Sunday, September 25, 2016

One-Zen Stand

My meditation session was a complete revelation for me and had a definite correlation to “I Wandered Lonely as a Cloud” in being able to think back to a time that brings a certain type of pleasure or peace. Although it was my first experience, I think understand meditation as well as the emotion of the speaker in William Wordsworth’s poem. 
            My experience meditating was definitely calming and seemed to be near what Dr. Davis was explaining, letting your brain and body become perfectly still and at rest from the business that constantly occupies it. Although I was totally self-aware during the session, I felt a release and serenity. When the speaker in “I Wandered Lonely as a Cloud” refers to a pleasing or happy solitude that he feels when he thinks back to that moment, I could definitely relate. Meditation for me was definitely a oneness or solitude that brought a complete bliss.
            Although I can’t attend meditation again, the experience was good enough to make me want to try again on my own. Hopefully, the emotion of serene solitude is one that will be able to center me, as well as be able to relate to other poems with a similar message.
           
            Throughout “The Yellow Wallpaper”, “I Wandered Lonely as a Cloud”, and the “The Birthmark” a common theme is the degradation of woman’s role in society as well as a lack of appreciation for the beauty that is right in front of people. This theme conflicts severely with John Donne’s two poems, “The Flea” and “Valediction: Forbidding Mourning”.
            In “The Yellow Wallpaper” by Charlotte Gilman the narrator’s experience seemed to be a direct contrast with to love expressed in either of Donne’s two poems. The kind of experience that the narrator goes through is a possessive controlling love, without any trust or appreciation. Though “The Flea” may have been in jest, it still showed and appreciation of the beauty and the honor of the woman, while in “The Yellow Wallpaper” the narrator is completely undermined by her husband.
            Nathaniel Hawthorne’s “The Birthmark” on the other hand has a similar issue but with an even worse setting. Hawthorne’s story has a darker connotation and shows a resounding idea of not being content or appreciating what one already has. It also shows the idea that a woman has to be presented as beautiful and have to conform to certain standards of society.

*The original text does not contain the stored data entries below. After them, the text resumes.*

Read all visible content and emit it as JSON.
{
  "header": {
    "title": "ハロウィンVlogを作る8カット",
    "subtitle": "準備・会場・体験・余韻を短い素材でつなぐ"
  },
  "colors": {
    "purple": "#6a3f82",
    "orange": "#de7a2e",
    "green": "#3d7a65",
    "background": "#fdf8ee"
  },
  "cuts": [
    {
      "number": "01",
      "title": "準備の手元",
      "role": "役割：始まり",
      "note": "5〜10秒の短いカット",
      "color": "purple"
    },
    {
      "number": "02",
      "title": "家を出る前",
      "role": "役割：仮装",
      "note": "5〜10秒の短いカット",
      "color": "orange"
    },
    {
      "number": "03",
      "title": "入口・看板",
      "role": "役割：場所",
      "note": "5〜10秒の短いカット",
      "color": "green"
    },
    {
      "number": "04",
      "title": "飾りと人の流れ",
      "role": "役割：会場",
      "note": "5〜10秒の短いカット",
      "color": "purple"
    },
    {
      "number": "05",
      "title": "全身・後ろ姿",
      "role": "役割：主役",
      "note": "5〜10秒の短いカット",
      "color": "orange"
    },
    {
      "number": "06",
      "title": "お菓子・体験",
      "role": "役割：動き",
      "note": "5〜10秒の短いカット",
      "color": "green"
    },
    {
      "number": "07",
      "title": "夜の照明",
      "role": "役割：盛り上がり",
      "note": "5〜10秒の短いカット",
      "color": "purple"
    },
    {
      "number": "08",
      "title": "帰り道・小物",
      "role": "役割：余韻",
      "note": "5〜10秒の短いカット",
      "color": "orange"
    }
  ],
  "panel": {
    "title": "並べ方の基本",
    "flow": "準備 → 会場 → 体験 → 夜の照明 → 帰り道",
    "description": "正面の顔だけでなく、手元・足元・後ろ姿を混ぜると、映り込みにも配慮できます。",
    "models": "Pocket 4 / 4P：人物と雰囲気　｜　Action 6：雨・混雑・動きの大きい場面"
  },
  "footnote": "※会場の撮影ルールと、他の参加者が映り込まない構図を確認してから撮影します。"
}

In the “The Flea” Donne consistently is acknowledging beauty, “The Birthmark” shows a near opposite where although Georgina is completely perfect save for one flaw, Aylmer cannot bring himself to see her beauty.
            Wordsworth relates Donne’s poem, with the notion of being able to connect to an experience even in solitude, “I Wandered Lonely as a Cloud” ends with a reflection upon the idea that even in solitude the speaker can think back to that moment and his heart fill with bliss, which is synonymous with “Valediction; Forbidding Mourning” and the idea of never truly parting with an experience or a positive effect on life.